The hadal trenches (>6000 m) are considered to be ultimate sinks of organic carbon (OC) from biosphere. However, highly spatial heterogeneity of geographic background and organic matter in different zones make significant influences on the OC cycling, and further the carbon burial. In this study, three sediment cores were drilled across the northern Yap Trench axis (9.8–9.9°N, 138.3–138.7°E). The elemental compositions, stable carbon isotopes of organic matter, mineral-specific surface area, and grain size composition were analyzed to investigate the spatial variations of organic sources, distribution, and its degradation in the northern Yap Trench. The surface sedimentary OC (SOC) contents in the northern Yap Trench increase from 0.25% at abyssal depth (4435 m) to 0.50% at hadal depth (~6674 m). Higher OC content (0.27% ± 0.08%) and sedimentation rate (5.8 cm kyr−1) occur in the station on the gradual oceanward slope (~4.2°) compared to those on the steep landward slope (~10°) (0.17% ± 0.13%, 0.52–1.8 cm kyr−1), suggesting enhanced accumulation of OC on the gradual slope. The allochthonous OC (i.e. marine phytoplankton-derived (55% ± 7%) and terrestrial (16% ± 8%)) dominates the SOC pool on the oceanward slope, whereas autochthonous microbe reworked OC contributes more than 50% in the steep landward slope, based on the evaluation of a three-end-member mixing model using δ13C composition and OC/N ratios as source markers.

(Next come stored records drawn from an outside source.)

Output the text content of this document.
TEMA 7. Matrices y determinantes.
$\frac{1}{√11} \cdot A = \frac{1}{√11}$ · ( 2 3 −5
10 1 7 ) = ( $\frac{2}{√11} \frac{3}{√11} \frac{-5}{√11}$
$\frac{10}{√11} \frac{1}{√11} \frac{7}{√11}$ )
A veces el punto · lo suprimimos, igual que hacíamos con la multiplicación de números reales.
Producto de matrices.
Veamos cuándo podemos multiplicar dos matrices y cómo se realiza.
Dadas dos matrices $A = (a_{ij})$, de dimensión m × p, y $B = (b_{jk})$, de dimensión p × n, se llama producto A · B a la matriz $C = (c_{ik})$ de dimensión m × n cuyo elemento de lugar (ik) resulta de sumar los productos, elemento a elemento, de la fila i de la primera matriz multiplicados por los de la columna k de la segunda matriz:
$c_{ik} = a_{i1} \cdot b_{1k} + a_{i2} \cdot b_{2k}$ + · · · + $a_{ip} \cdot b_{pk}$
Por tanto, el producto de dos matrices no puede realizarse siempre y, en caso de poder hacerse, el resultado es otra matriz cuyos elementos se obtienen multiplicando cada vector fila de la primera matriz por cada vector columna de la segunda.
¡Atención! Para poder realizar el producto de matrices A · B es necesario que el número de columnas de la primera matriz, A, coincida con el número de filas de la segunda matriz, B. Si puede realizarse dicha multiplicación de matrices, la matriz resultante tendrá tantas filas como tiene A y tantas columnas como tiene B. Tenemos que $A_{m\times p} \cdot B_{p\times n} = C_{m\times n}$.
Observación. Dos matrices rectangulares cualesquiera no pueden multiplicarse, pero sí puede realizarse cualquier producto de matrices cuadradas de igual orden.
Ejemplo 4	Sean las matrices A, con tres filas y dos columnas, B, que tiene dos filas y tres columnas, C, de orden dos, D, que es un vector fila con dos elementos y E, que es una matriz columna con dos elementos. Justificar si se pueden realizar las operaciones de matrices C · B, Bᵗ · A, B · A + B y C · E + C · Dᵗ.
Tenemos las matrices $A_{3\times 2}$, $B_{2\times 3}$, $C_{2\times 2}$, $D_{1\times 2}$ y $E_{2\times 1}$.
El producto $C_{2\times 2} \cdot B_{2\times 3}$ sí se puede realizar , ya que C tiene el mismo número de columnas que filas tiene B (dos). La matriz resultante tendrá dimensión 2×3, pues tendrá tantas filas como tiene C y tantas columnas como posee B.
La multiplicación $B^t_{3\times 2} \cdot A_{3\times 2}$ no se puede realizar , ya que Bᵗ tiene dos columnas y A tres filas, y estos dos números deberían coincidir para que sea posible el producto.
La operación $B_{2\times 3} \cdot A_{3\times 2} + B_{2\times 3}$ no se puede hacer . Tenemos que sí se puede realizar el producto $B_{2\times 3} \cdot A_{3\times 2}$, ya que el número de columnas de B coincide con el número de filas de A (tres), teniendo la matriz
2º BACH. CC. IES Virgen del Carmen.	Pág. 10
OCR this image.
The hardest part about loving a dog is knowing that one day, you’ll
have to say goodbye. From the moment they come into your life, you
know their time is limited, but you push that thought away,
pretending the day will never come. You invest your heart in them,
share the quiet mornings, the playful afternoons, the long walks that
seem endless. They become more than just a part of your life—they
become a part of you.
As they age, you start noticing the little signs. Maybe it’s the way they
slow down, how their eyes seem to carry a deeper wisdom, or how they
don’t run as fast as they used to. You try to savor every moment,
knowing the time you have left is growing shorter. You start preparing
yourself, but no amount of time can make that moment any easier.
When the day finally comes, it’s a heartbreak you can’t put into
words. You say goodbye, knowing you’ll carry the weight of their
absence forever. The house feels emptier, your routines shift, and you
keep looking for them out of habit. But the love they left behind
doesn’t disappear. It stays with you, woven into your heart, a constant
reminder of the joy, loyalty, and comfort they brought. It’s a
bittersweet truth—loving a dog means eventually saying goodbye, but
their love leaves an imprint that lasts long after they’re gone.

Correspondingly, radiocarbon age of SOC in the gradual slope is ~700 years younger than that in the steep slope with similar depth, indicating that the relatively fresh allochthonous OC is selectively deposited on the gradual slope. A multi-G degradation model demonstrates that OC degradation rates in the northern Yap Trench range from 0.00015 yr−1 to 0.00068 yr−1, which can be comparable with abyssal plain (3000–6000 m) and are lower than those of neritic environments (<1000 m). Mass accumulation model calculation shows that accumulation rate of surface OC in the northern Yap trench is ~2.7 × 10−2 g C m−2 yr−1, much lower than those from other deep ocean seafloors. This study suggests an inefficient SOC preservation within the northern Yap Trench, which might be induced by high labile marine phytoplankton-derived OC inputs and active heterotrophic microbial activity, and the results have important implications for better understanding the effects of sediment dynamics on OC cycling in hadal zones.